The company currently has operations in Washington and California, including core asset, MedMen, which operates I-5 Holdings’ two dispensaries, including a 8,148 sq. ft. dispensary in Santa Ana, CA. Santa Ana is the only city within Orange County (population 3.17 million) to allow dispensaries and MedMen holds one of only 20 available licenses. I-5 Holdings also includes MainStem, a technology company that provides industry-leading products to cannabis businesses and Mellow Extracts, a service for hire extraction lab that serves as a wholesale supply chain partner for leading brands.
On the production side, I-5 Holdings includes a licensed I-502 producer/processor located in Washington that produces and supplies high grade cannabis products as a Tier 2 producer boasting a team with more than 10 years cultivation experience and a Bellingham, Washington based producer of superior cannabis and cannabis-infused products for recreational use specializing in indoor cannabis, hydrocarbon, and CO2 extracts.
Moving forward, I-5 Holdings will implement a strategy of acquiring profitable, established cannabis focused companies that require capital to scale. Target acquisitions will be limited to top quality operations with experienced management and defined business plans.
Each Unit was sold at a price of $0.05 and is comprised of one common share of Captor (a “Captor Share”) and one common share purchase warrant (a “Warrant”). Each Warrant entitles the holder to acquire one Captor Share (a “Warrant Share”) for a price of $0.10 for a period of 24 months after the date of issue. The Captor Shares, Warrants and Warrants Shares will be subject to a hold period of four months and one day after the date of issue.
NEITHER THE CANADIAN SECURITIES EXCHANGE NOR ITS REGULATIONS SERVICES PROVIDER HAVE REVIEWED OR ACCEPT RESPONSIBILITY FOR THE ADEQUACY OR ACCURACY OF THIS RELEASE.

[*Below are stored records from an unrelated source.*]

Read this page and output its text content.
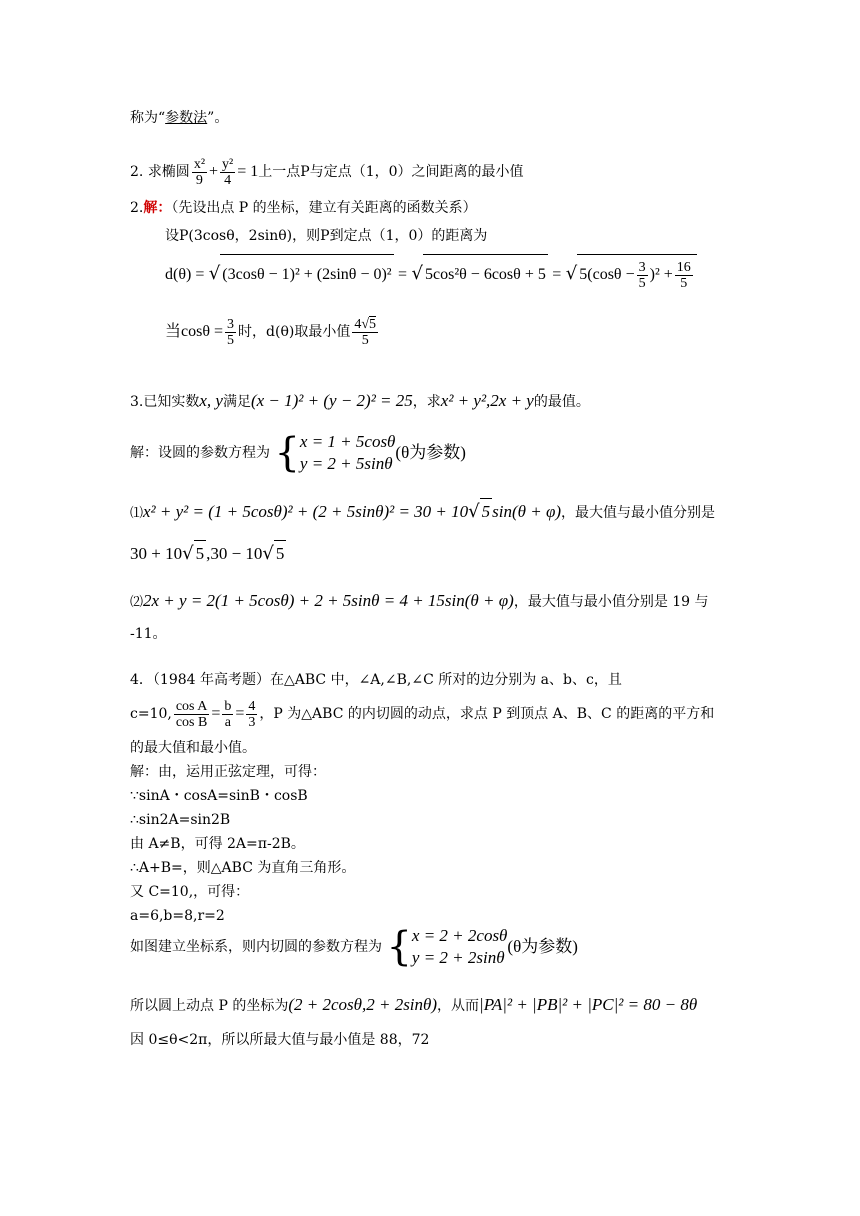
称为“参数法”。
2. 求椭圆 $\frac{\text{x²}}{9} + \frac{\text{y²}}{4} = 1$上一点P与定点（1，0）之间距离的最小值
2.解：（先设出点 P 的坐标，建立有关距离的函数关系）
设P(3cosθ，2sinθ)，则P到定点（1，0）的距离为
d(θ) = √ (3cosθ − 1)² + (2sinθ − 0)² = √ 5cos²θ − 6cosθ + 5 = √ $5(\cos\theta - \frac{3}{5} )^2 + \frac{16}{5}$
当$\cos\theta = \frac{3}{5}$ 时，d(θ)取最小值 $\frac{4√5}{5}$
3.已知实数x, y满足(x − 1)² + (y − 2)² = 25，求x² + y²,2x + y的最值。
解：设圆的参数方程为 { x = 1 + 5cosθ
y = 2 + 5sinθ
(θ为参数)
⑴x² + y² = (1 + 5cosθ)² + (2 + 5sinθ)² = 30 + 10√ 5 sin(θ + φ)，最大值与最小值分别是
30 + 10√ 5 ,30 − 10√ 5
⑵2x + y = 2(1 + 5cosθ) + 2 + 5sinθ = 4 + 15sin(θ + φ)，最大值与最小值分别是 19 与
-11。
4．（1984 年高考题）在△ABC 中，∠A,∠B,∠C 所对的边分别为 a、b、c，且
c=10, $\frac{\text{cos A}}{\text{cos B}} = \frac{b}{a} = \frac{4}{3}$ ，P 为△ABC 的内切圆的动点，求点 P 到顶点 A、B、C 的距离的平方和
的最大值和最小值。
解：由，运用正弦定理，可得：
∵sinA・cosA=sinB・cosB
∴sin2A=sin2B
由 A≠B，可得 2A=π-2B。
∴A+B=，则△ABC 为直角三角形。
又 C=10,，可得：
a=6,b=8,r=2
如图建立坐标系，则内切圆的参数方程为 { x = 2 + 2cosθ
y = 2 + 2sinθ
(θ为参数)
所以圆上动点 P 的坐标为(2 + 2cosθ,2 + 2sinθ)，从而|PA|² + |PB|² + |PC|² = 80 − 8θ
因 0≤θ<2π，所以所最大值与最小值是 88，72
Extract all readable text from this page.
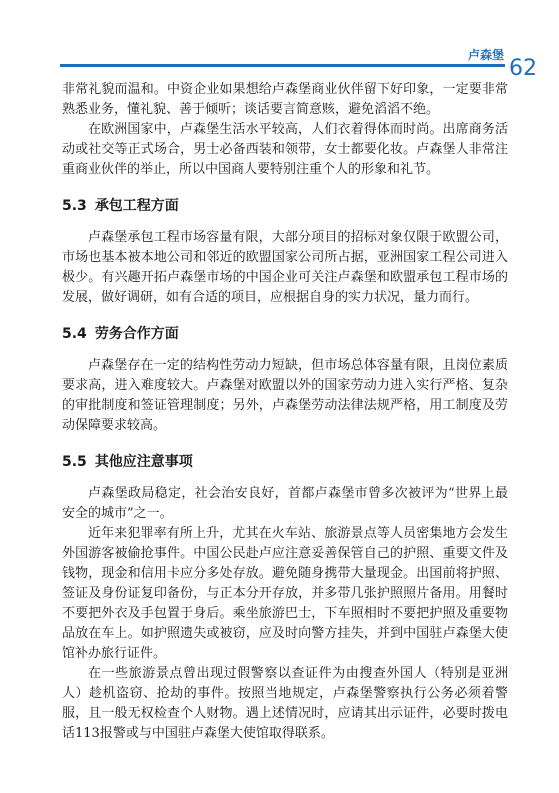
卢森堡
62

非常礼貌而温和。中资企业如果想给卢森堡商业伙伴留下好印象，一定要非常熟悉业务，懂礼貌、善于倾听；谈话要言简意赅，避免滔滔不绝。

在欧洲国家中，卢森堡生活水平较高，人们衣着得体而时尚。出席商务活动或社交等正式场合，男士必备西装和领带，女士都要化妆。卢森堡人非常注重商业伙伴的举止，所以中国商人要特别注重个人的形象和礼节。

5.3 承包工程方面

卢森堡承包工程市场容量有限，大部分项目的招标对象仅限于欧盟公司，市场也基本被本地公司和邻近的欧盟国家公司所占据，亚洲国家工程公司进入极少。有兴趣开拓卢森堡市场的中国企业可关注卢森堡和欧盟承包工程市场的发展，做好调研，如有合适的项目，应根据自身的实力状况，量力而行。

5.4 劳务合作方面

卢森堡存在一定的结构性劳动力短缺，但市场总体容量有限，且岗位素质要求高，进入难度较大。卢森堡对欧盟以外的国家劳动力进入实行严格、复杂的审批制度和签证管理制度；另外，卢森堡劳动法律法规严格，用工制度及劳动保障要求较高。

5.5 其他应注意事项

卢森堡政局稳定，社会治安良好，首都卢森堡市曾多次被评为“世界上最安全的城市”之一。

近年来犯罪率有所上升，尤其在火车站、旅游景点等人员密集地方会发生外国游客被偷抢事件。中国公民赴卢应注意妥善保管自己的护照、重要文件及钱物，现金和信用卡应分多处存放。避免随身携带大量现金。出国前将护照、签证及身份证复印备份，与正本分开存放，并多带几张护照照片备用。用餐时不要把外衣及手包置于身后。乘坐旅游巴士，下车照相时不要把护照及重要物品放在车上。如护照遗失或被窃，应及时向警方挂失，并到中国驻卢森堡大使馆补办旅行证件。

在一些旅游景点曾出现过假警察以查证件为由搜查外国人（特别是亚洲人）趁机盗窃、抢劫的事件。按照当地规定，卢森堡警察执行公务必须着警服，且一般无权检查个人财物。遇上述情况时，应请其出示证件，必要时拨电话113报警或与中国驻卢森堡大使馆取得联系。
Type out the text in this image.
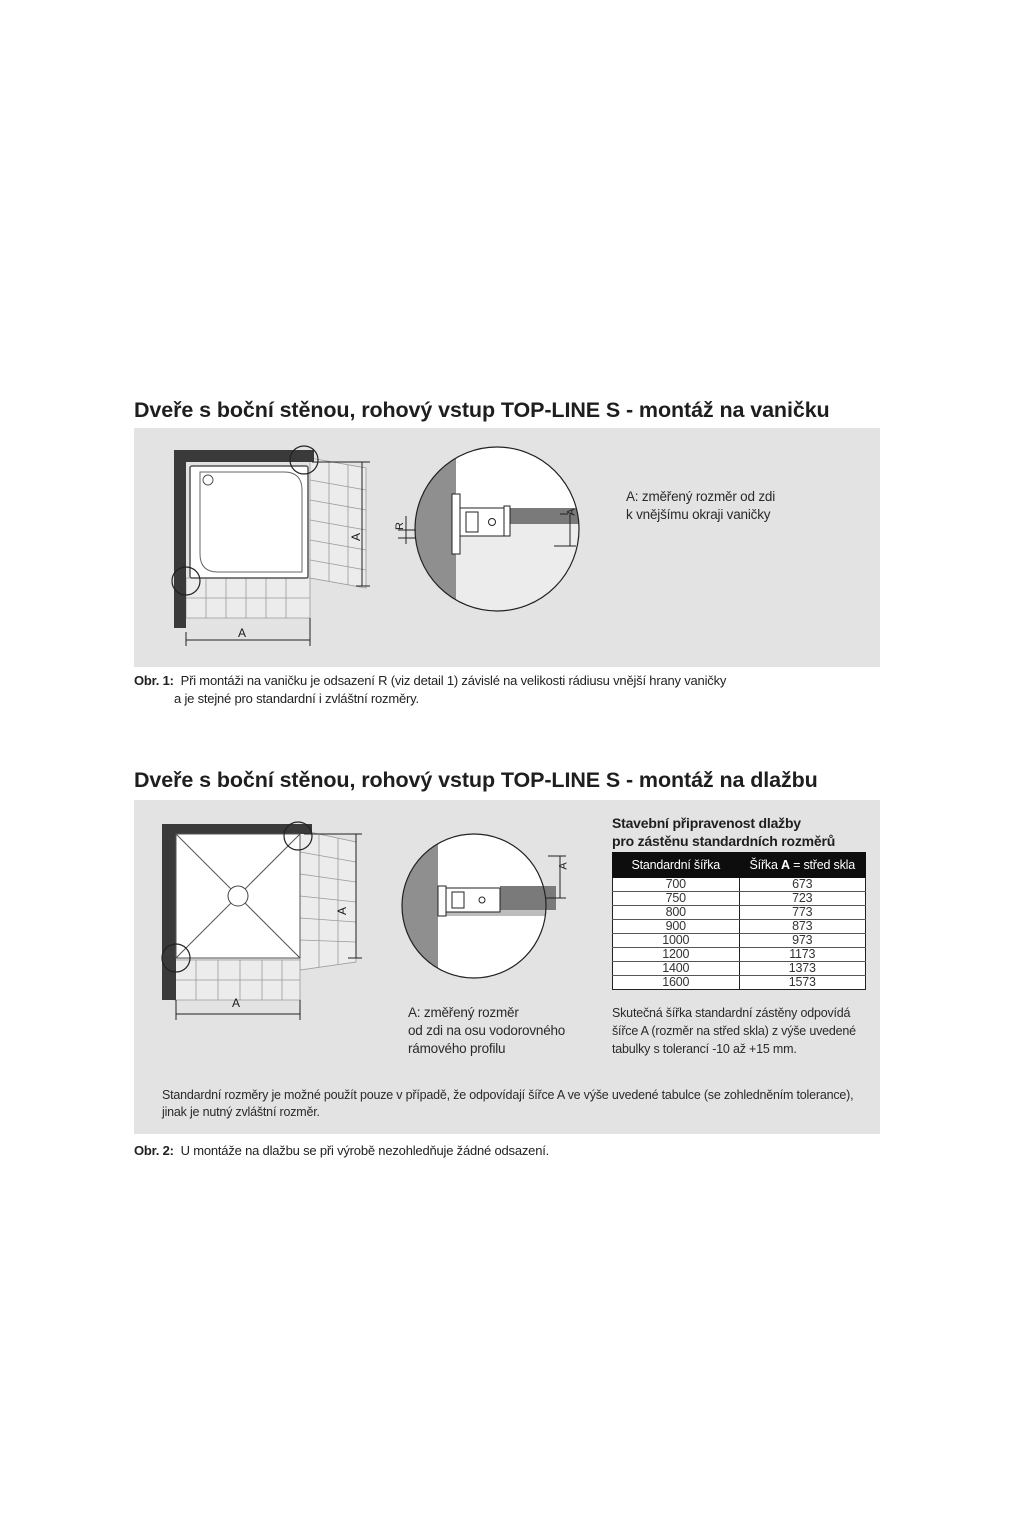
Dveře s boční stěnou, rohový vstup TOP-LINE S - montáž na vaničku
A
A
R
A
A: změřený rozměr od zdi
k vnějšímu okraji vaničky
Obr. 1: Při montáži na vaničku je odsazení R (viz detail 1) závislé na velikosti rádiusu vnější hrany vaničky
a je stejné pro standardní i zvláštní rozměry.
Dveře s boční stěnou, rohový vstup TOP-LINE S - montáž na dlažbu
A
A
A
A: změřený rozměr
od zdi na osu vodorovného
rámového profilu
Stavební připravenost dlažby
pro zástěnu standardních rozměrů
Standardní šířka	Šířka A = střed skla
700	673
750	723
800	773
900	873
1000	973
1200	1173
1400	1373
1600	1573
Skutečná šířka standardní zástěny odpovídá
šířce A (rozměr na střed skla) z výše uvedené
tabulky s tolerancí -10 až +15 mm.
Standardní rozměry je možné použít pouze v případě, že odpovídají šířce A ve výše uvedené tabulce (se zohledněním tolerance),
jinak je nutný zvláštní rozměr.
Obr. 2: U montáže na dlažbu se při výrobě nezohledňuje žádné odsazení.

This press release contains or refers to forward-looking information, and is based on current expectations that involve a number of business risks and uncertainties. Factors that could cause actual results to differ materially from any forward-looking statement include, but are not limited to availability of investment opportunities, economic circumstances, market fluctuations and uncertainties, uncertainties relating to the availability and costs of financing needed in the future, changes in equity markets, inflation, changes in exchange rates, and the other risks involved in the investment industry and junior capital markets. Forward-looking statements are subject to significant risks and uncertainties, and other factors that could cause actual results to differ materially from expected results. Readers should not place undue reliance on forward-looking statements. These forward-looking statements are made as of the date hereof and the Company assumes no responsibility to update them or revise them to reflect new events or circumstances other than as required by law.